El mundo de una institución pública
Ningún servicio público puede parar sin que alguien, del otro lado, se quede sin respuesta
La puerta se abre y comienza la atención. Una persona llega para resolver lo que solo su institución resuelve, y no tiene un plan B. Un integrante del personal necesita acceder a un sistema que guarda años de registros. Un informe de rendición de cuentas vence esta semana, y el órgano de control revisará cada línea. Nada de eso convive con una pantalla congelada, un dato expuesto o un sistema fuera de servicio. Su institución funciona sobre tecnología. Es toda esa base la que Zamak asume: mantener el servicio en marcha, blindar los datos que el ciudadano confió, recuperar la operación cuando algo falla y sostener el cumplimiento que la rendición de cuentas ahora exige.
Donde duele de verdad
El impacto de un incidente no se queda en el servidor. Llega al mostrador, al despacho y a la opinión pública.
En una institución pública, una falla de tecnología se despliega en tres frentes a la vez, y cada una cobra su precio a quien responde por la gestión.
El servicio se detiene
La atención se congela en el peor momento: la fila no avanza, el sistema no responde, el plazo no espera.
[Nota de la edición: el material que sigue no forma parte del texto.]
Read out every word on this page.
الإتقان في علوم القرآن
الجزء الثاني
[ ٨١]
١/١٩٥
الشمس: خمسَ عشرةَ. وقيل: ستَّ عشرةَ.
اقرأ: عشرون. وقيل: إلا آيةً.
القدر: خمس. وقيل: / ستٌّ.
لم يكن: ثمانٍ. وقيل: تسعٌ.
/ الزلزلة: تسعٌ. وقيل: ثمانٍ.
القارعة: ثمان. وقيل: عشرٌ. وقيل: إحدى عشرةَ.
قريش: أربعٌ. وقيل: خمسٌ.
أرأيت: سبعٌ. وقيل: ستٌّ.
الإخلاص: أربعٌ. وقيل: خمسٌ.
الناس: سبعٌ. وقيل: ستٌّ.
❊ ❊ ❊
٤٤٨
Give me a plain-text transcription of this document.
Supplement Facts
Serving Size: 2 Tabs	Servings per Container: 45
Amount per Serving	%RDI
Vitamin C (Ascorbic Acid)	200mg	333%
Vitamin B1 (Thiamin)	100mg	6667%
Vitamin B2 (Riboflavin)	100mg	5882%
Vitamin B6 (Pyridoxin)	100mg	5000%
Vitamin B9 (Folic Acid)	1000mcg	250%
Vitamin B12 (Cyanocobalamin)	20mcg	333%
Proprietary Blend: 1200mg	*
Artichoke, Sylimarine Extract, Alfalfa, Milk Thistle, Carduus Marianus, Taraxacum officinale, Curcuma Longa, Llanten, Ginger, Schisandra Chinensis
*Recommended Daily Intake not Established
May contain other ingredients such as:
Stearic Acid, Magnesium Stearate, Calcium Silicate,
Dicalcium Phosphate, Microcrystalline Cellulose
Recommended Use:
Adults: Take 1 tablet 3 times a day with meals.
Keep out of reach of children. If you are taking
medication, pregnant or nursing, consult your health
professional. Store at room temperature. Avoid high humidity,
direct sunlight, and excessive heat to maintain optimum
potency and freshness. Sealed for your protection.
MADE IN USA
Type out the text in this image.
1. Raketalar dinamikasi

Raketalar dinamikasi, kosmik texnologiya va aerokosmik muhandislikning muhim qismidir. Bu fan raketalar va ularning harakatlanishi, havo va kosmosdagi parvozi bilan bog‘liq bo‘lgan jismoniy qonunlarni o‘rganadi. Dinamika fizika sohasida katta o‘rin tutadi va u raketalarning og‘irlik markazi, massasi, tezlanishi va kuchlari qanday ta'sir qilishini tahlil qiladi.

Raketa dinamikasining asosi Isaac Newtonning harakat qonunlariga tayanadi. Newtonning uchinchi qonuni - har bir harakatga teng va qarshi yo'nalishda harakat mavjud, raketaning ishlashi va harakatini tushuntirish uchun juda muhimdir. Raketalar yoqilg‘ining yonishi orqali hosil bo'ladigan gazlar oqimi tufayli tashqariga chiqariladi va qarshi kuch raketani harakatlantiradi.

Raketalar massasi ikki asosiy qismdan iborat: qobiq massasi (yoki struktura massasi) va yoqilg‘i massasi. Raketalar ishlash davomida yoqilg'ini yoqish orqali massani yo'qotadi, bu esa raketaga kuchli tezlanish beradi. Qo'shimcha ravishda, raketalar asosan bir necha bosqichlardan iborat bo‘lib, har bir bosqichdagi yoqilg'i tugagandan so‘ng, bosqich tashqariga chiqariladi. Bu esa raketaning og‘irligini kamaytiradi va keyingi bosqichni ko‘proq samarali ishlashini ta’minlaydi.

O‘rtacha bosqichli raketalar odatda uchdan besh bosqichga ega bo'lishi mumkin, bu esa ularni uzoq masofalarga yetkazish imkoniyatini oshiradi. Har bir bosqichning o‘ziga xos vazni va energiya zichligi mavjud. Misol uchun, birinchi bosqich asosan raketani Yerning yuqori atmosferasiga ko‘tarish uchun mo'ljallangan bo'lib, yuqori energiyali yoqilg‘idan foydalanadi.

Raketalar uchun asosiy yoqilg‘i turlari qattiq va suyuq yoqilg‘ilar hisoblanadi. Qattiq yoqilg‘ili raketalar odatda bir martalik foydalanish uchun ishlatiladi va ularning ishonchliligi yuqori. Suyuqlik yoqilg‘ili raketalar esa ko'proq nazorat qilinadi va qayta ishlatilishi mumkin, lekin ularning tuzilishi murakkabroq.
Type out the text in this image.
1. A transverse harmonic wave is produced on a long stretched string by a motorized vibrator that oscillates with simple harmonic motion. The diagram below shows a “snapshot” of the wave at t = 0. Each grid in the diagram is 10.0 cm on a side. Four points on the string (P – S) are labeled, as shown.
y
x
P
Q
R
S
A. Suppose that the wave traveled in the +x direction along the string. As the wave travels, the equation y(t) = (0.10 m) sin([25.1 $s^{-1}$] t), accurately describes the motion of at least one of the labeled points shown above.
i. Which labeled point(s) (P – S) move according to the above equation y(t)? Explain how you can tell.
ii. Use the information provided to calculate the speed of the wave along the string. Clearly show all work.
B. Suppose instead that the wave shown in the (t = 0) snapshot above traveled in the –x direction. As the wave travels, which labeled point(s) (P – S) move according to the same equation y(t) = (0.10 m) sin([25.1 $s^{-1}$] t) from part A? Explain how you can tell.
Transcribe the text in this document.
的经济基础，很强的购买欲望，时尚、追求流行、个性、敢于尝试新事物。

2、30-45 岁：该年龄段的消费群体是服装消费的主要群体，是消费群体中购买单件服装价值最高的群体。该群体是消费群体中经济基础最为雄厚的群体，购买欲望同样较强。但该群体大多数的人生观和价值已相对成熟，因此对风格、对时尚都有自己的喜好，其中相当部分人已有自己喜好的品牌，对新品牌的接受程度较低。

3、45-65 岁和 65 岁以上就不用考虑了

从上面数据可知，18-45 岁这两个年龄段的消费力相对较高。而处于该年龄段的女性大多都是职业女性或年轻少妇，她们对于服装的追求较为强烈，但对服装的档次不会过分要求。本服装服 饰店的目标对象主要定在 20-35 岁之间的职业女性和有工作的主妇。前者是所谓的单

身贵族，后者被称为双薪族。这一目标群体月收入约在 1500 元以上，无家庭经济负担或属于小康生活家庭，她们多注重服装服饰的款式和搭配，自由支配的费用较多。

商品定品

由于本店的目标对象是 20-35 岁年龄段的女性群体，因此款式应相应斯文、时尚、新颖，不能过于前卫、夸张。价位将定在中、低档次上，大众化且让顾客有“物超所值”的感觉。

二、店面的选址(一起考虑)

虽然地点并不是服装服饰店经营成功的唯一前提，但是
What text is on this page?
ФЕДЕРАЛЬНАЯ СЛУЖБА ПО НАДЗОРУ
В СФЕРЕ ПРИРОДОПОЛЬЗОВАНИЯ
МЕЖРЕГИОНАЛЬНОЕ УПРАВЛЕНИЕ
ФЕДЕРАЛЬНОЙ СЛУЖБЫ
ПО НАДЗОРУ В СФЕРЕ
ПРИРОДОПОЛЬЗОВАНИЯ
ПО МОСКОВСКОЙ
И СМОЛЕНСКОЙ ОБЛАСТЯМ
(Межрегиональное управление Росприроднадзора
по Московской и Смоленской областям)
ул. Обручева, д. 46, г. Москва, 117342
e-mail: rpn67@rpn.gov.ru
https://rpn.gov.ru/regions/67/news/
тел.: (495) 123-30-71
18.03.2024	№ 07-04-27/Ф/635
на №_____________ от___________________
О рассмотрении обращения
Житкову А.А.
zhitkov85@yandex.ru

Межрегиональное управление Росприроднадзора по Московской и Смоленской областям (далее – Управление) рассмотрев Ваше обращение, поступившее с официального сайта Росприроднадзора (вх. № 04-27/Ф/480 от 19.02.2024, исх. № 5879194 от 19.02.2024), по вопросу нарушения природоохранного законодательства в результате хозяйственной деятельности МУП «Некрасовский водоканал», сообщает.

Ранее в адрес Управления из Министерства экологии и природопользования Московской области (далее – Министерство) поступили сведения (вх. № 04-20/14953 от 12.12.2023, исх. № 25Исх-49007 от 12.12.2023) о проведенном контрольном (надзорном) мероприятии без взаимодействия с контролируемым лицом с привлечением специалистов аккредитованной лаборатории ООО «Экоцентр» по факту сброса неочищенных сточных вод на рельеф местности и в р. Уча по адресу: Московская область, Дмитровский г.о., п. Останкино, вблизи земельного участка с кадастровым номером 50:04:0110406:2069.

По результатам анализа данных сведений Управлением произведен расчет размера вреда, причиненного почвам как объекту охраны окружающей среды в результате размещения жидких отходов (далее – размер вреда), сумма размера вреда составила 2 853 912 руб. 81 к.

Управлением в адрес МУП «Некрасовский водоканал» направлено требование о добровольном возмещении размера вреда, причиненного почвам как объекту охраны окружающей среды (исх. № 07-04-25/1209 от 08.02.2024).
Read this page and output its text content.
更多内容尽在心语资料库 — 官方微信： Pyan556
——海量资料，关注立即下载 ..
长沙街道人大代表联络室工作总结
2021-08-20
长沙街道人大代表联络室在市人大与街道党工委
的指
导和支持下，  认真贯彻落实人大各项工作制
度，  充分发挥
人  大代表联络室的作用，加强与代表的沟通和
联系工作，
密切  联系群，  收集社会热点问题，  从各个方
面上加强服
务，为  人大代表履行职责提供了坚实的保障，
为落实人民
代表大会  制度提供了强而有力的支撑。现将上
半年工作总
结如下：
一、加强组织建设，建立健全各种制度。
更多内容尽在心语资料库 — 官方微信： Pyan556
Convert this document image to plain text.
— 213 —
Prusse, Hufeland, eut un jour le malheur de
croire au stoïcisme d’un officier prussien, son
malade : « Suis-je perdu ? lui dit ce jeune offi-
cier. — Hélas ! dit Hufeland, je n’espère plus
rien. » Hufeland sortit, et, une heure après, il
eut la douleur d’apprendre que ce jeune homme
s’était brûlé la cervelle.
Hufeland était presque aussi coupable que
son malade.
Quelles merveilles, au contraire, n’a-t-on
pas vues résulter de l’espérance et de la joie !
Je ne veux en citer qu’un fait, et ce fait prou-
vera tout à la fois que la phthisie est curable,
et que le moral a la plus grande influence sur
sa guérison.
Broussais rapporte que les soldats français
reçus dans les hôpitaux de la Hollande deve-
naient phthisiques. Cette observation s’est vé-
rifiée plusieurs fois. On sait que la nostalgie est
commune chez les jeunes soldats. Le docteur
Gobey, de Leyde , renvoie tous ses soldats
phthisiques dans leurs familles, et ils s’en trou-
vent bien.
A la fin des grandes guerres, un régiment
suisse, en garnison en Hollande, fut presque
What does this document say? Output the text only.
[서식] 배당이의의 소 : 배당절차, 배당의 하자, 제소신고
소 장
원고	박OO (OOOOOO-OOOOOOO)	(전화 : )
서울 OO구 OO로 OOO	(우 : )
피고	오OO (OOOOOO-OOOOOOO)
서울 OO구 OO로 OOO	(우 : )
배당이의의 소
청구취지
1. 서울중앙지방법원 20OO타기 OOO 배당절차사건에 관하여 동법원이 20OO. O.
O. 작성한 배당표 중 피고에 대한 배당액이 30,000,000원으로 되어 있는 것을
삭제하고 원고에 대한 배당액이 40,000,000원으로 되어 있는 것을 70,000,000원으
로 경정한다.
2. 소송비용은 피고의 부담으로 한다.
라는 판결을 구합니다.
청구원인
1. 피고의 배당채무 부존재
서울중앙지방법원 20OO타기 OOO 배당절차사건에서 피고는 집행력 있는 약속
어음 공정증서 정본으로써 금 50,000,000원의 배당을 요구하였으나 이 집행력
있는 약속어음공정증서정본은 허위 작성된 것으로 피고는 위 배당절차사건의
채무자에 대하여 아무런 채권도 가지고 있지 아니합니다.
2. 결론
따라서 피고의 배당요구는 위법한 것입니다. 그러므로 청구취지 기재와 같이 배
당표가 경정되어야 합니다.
Cada hora fuera de servicio es un ciudadano sin respuesta y un servicio esencial en suspenso.
La cuenta se vuelve pública
Una institución privada resuelve un incidente a puertas cerradas. La pública lo explica en un comunicado, en una auditoría y, muchas veces, en la prensa. Y la cuenta nunca recae sobre el sistema, recae sobre quien estaba al frente de la gestión.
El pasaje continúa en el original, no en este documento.